On another note I am glad too that your GP understands what you are going thru. Have a good weekend!
Yeah, there are SO many conflicting opinions about SSRIs! Plus of course they say zoloft is the safest, but in reality they’re all SSRIs and zoloft is only “safer” because it’s the one some studies have been done on. I don’t really think there’s been more studies done in the last 2 years – not that I know about, at least. I mean, that’s what has people so antsy… no one really knows one way or the other. Which is rediculous. So many people use them, and they haven’t done much research at ALL.
Regardless, I am determined to stay on them during pregnancy and I really hope my doctor(s) will all be onboard with it. It would be really frustrating to have to deal with conflicting opinions.

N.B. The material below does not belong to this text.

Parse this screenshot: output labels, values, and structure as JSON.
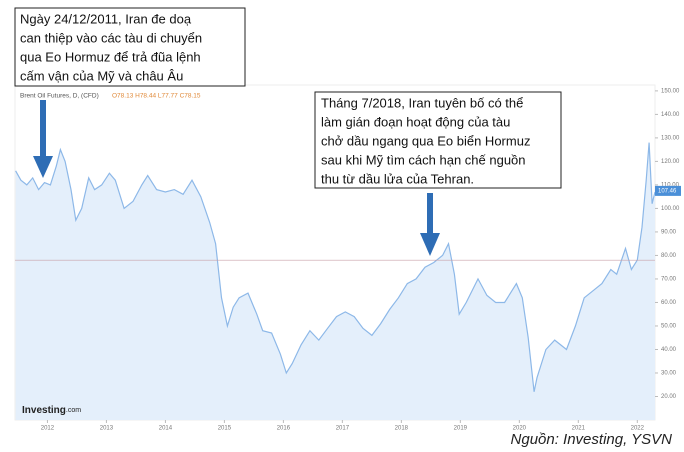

And I haven’t even looked into breastfeeding while on it. I just simply have assumed it’ll be fine and will deal with it when I’m pregnant and need to find a pediatricion…. and I’ll talk to my OB about it too. *sigh*
I really do need it, though. It would be far worse for my babies to have me be a complete basketcase.
hey natalie. so glad that you got your transfer. i am rooting for you. i have been checking in on you every so often. i had my baby girl on may 14th. she is a sweet baby.